"Krone"-Interview

Illi: “Hinschauen, wie Muslime unterdrückt werden”

Österreich
12.11.2016 17:01

Ihr gespenstischer Auftritt bei Anne Will am vergangenen Sonntag hat Millionen von Fernsehzuschauern verstört. Mit Conny Bischofberger spricht die konvertierte Muslimin Nora Illi (32) über Burka, Polygamie und Schweizer Käsefondue.

Wie nähert man sich einer Frau, die in einem schwarzen Schleier steckt, von der durch einen schmalen Schlitz nur ihre Augen sichtbar sind, und das Spiel ihrer Hände? In Gedanken stelle ich mir so ein Gespräch schwierig und ein wenig unheimlich vor, obwohl die Stimme - über den Inhalt hinaus - auch viel aussagt.

Das Tonband des Islamischen Zentralrats der Schweiz, wo die 32-Jährige "Frauenbeauftragte" ist, spielt orientalische Gebetsklänge, die Ansage ist dreisprachig (deutsch, französisch, arabisch). Eine freundliche Stimme des Generalsekretariats in Bern meldet sich, ein Interview sei kein Problem. Wir schlagen Nora Illi ein persönliches Treffen in der Schweiz vor. Das sei im Moment nicht möglich, schreibt Illi tags darauf in einer E-Mail. Am Donnerstag um 12 Uhr meldet sie sich telefonisch bei der "Krone". Das Display zeigt eine asiatische Nummer an.

"Krone": Frau Illi, wo sind Sie gerade?
Nora Illi: Im Ausland. Als Frauenbeauftragte des Islamischen Zentralrats Schweiz bin ich sehr oft im Ausland. Um Kontakte zu pflegen, an Sitzungen teilzunehmen und um Reden zu halten.

Telefonieren Sie jetzt auch in Vollverschleierung?
Nein, da ich mich in privaten Räumlichkeiten aufhalte. In der Öffentlichkeit trage ich meinen Schleier seit 15 Jahren überall auf der Welt. Zu Hause trage ich ganz normale Kleidung. Ich dusche auch nicht mit meinem Kopftuch.

Als Sie noch ein Teenager waren, haben Sie da kurze Röcke getragen und sich geschminkt?
Ich war ein Teenager wie jede andere auch. Natürlich hab ich auch kurze Röcke oder Tanktops getragen. Ich habe auch Punkmusik gehört. Der Unterschied in meiner Kleidung zu jetzt ist ja nicht so groß. Jetzt trage ich draußen eben einen Umhang und verschleiere mich.
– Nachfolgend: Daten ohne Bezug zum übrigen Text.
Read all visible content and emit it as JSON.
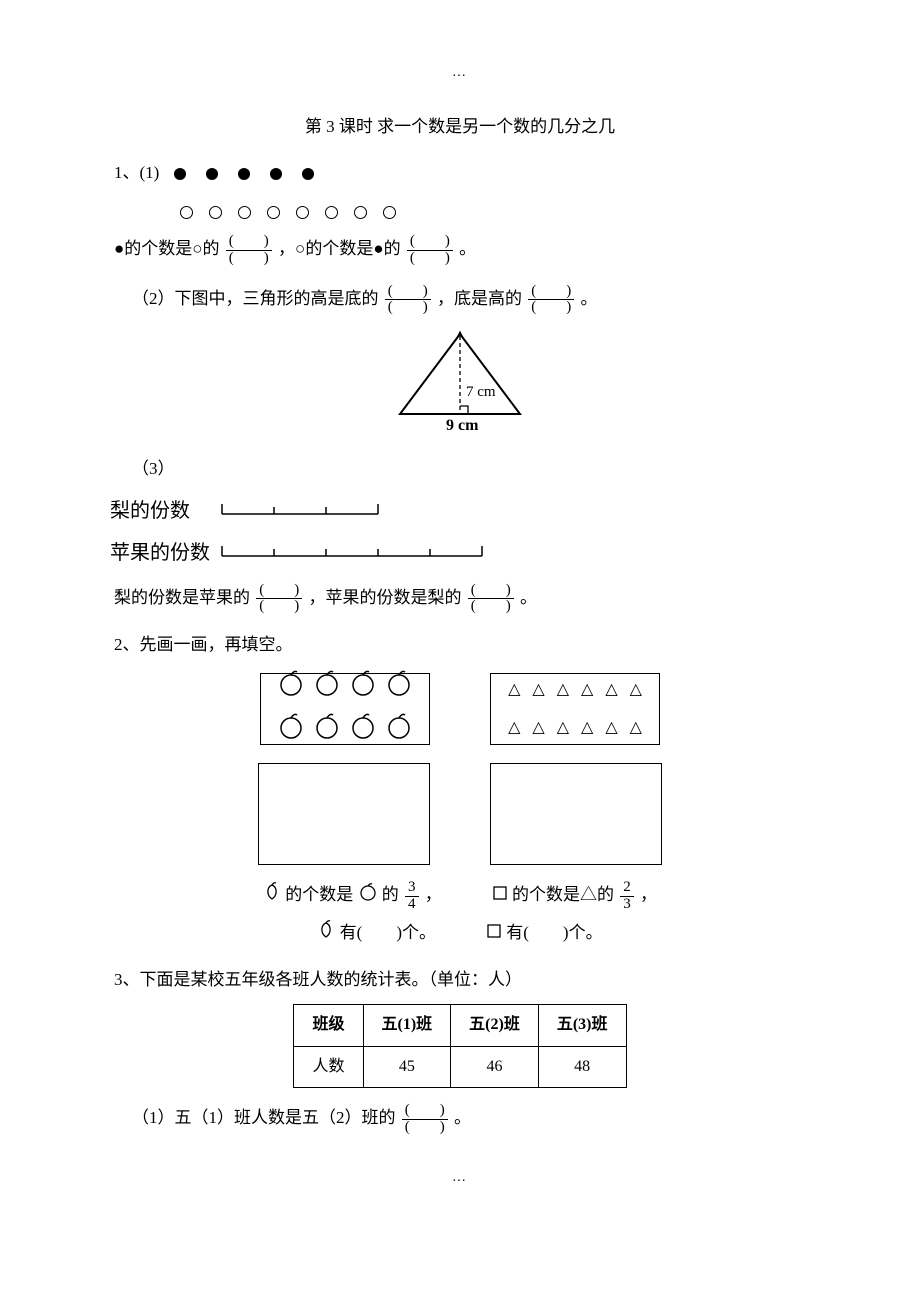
{
  "header_dots": "…",
  "footer_dots": "…",
  "title": "第 3 课时  求一个数是另一个数的几分之几",
  "q1": {
    "label": "1、(1)",
    "filled_count": 5,
    "open_count": 8,
    "line1_a": "●的个数是○的",
    "line1_b": "，○的个数是●的",
    "line1_end": "。",
    "part2_label": "（2）下图中，三角形的高是底的",
    "part2_mid": "，底是高的",
    "part2_end": "。",
    "tri_height": "7 cm",
    "tri_base": "9 cm",
    "part3_label": "（3）",
    "pear_label": "梨的份数",
    "apple_label": "苹果的份数",
    "pear_segments": 3,
    "apple_segments": 5,
    "segment_width": 52,
    "line3_a": "梨的份数是苹果的",
    "line3_b": "，苹果的份数是梨的",
    "line3_end": "。"
  },
  "blank_frac": {
    "num": "(  )",
    "den": "(  )"
  },
  "q2": {
    "label": "2、先画一画，再填空。",
    "apple_count": 8,
    "tri_count": 12,
    "l1a": "的个数是",
    "l1b": "的",
    "f1": {
      "num": "3",
      "den": "4"
    },
    "l1c": "，",
    "l2a": "的个数是△的",
    "f2": {
      "num": "2",
      "den": "3"
    },
    "l2c": "，",
    "l3a": "有(  )个。",
    "l4a": "有(  )个。"
  },
  "q3": {
    "label": "3、下面是某校五年级各班人数的统计表。（单位：人）",
    "headers": [
      "班级",
      "五(1)班",
      "五(2)班",
      "五(3)班"
    ],
    "row_label": "人数",
    "values": [
      "45",
      "46",
      "48"
    ],
    "sub1": "（1）五（1）班人数是五（2）班的",
    "sub1_end": "。"
  }
}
Scheint dieses frühere Leben weit weg für Sie?
Da liegen 15 Jahre dazwischen. In 15 Jahren entwickelt man sich, man entwickelt auch eine neue Identität. Ich habe aber immer noch einen guten Kontakt mit meinen Eltern, ich habe auch noch vereinzelt Kontakt mit Freundinnen von früher. Ich verteufle das Leben von damals nicht ... Aber natürlich stehe ich heute ganz anders im Leben als dazumal.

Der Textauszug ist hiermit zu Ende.